Spesso (e discutibilmente) quando ci si mette a dieta si tagliano completamente alcune categorie di cibo: abitudine sconsideratamente pericolosa in cui ha un brutto rapporto con il cibo, perché non farà altro che aumentare il desiderio di quegli stessi alimenti che si sono proibiti. Non sottovalutiamo il potere psicologico del cibo: se siamo a rischio di abbuffate non è assolutamente il caso di sottoporci allo stress della rinuncia totale di un determinato alimento.

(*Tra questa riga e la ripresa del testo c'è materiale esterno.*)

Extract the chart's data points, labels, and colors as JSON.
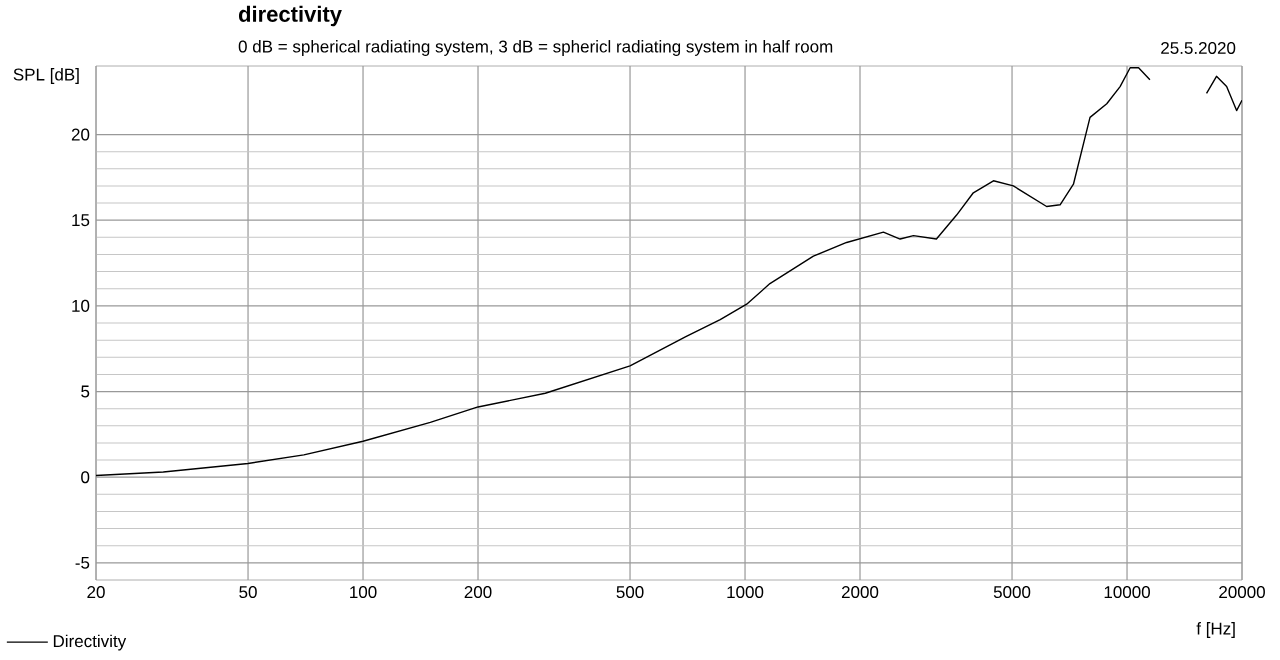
{
  "chart_data": {
    "type": "line",
    "title": "directivity",
    "subtitle": "0 dB = spherical radiating system, 3 dB = sphericl radiating system in half room",
    "annotations": [
      "25.5.2020"
    ],
    "xlabel": "f [Hz]",
    "ylabel": "SPL [dB]",
    "log": "x",
    "grid": true,
    "legend": "bottom left",
    "marker": "none",
    "line_style": "solid",
    "xlim": [
      20,
      20000
    ],
    "ylim": [
      -6,
      24
    ],
    "xticks": [
      20,
      50,
      100,
      200,
      500,
      1000,
      2000,
      5000,
      10000,
      20000
    ],
    "yticks": [
      -5,
      0,
      5,
      10,
      15,
      20
    ],
    "series": [
      {
        "name": "Directivity",
        "color": "#000000",
        "x": [
          20,
          30,
          50,
          70,
          100,
          150,
          200,
          300,
          500,
          700,
          861,
          1010,
          1162,
          1510,
          1845,
          2303,
          2547,
          2760,
          3170,
          3580,
          3960,
          4470,
          5040,
          6160,
          6680,
          7240,
          8000,
          8850,
          9590,
          10190,
          10720,
          11480,
          12450,
          15200,
          16150,
          17150,
          18230,
          19360,
          20000
        ],
        "values": [
          0.1,
          0.3,
          0.8,
          1.3,
          2.1,
          3.2,
          4.1,
          4.9,
          6.5,
          8.2,
          9.2,
          10.1,
          11.3,
          12.9,
          13.7,
          14.3,
          13.9,
          14.1,
          13.9,
          15.3,
          16.6,
          17.3,
          17.0,
          15.8,
          15.9,
          17.1,
          21.0,
          21.8,
          22.8,
          23.9,
          23.9,
          23.2,
          null,
          null,
          22.4,
          23.4,
          22.8,
          21.4,
          22.0
        ]
      }
    ]
  }
}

Consumare cibi “pericolosi” in situazioni che offrano deterrenti.
Purtroppo bisogna tener conto anche dell’altro lato della medaglia: per alcune persone esistono degli alimenti che rappresentano un pericolo di abbuffata sia quando totalmente assenti (perché innescano il desiderio compulsivo) sia quando sono “consentiti” perché se ne vorrebbe una quantità sempre maggiore rispetto a quella lecita: non è sufficiente “un biscotto”, se ne voglio 10-15.
Altro esempio. Esistono alimenti che fin da quando siamo piccoli associamo a qualcosa di molto gustoso ma da mangiare con moderazione perché -come ci ricordava la mamma o la rivista di benessere di turno- “fanno male”: la pizza, il pane, i formaggi, le fritture. Anche inserendo tali alimenti in un contesto di alimentazione consapevole, vale a dire senza demonizzarli, c’è il rischio che la loro atavica connotazione negativa spinga ad un’abbuffata, come se appena sotto il proprio conscio si avesse la sensazione di mangiare qualcosa di proibito che fa scattare il ben noto meccanismo del “…tanto ormai!”.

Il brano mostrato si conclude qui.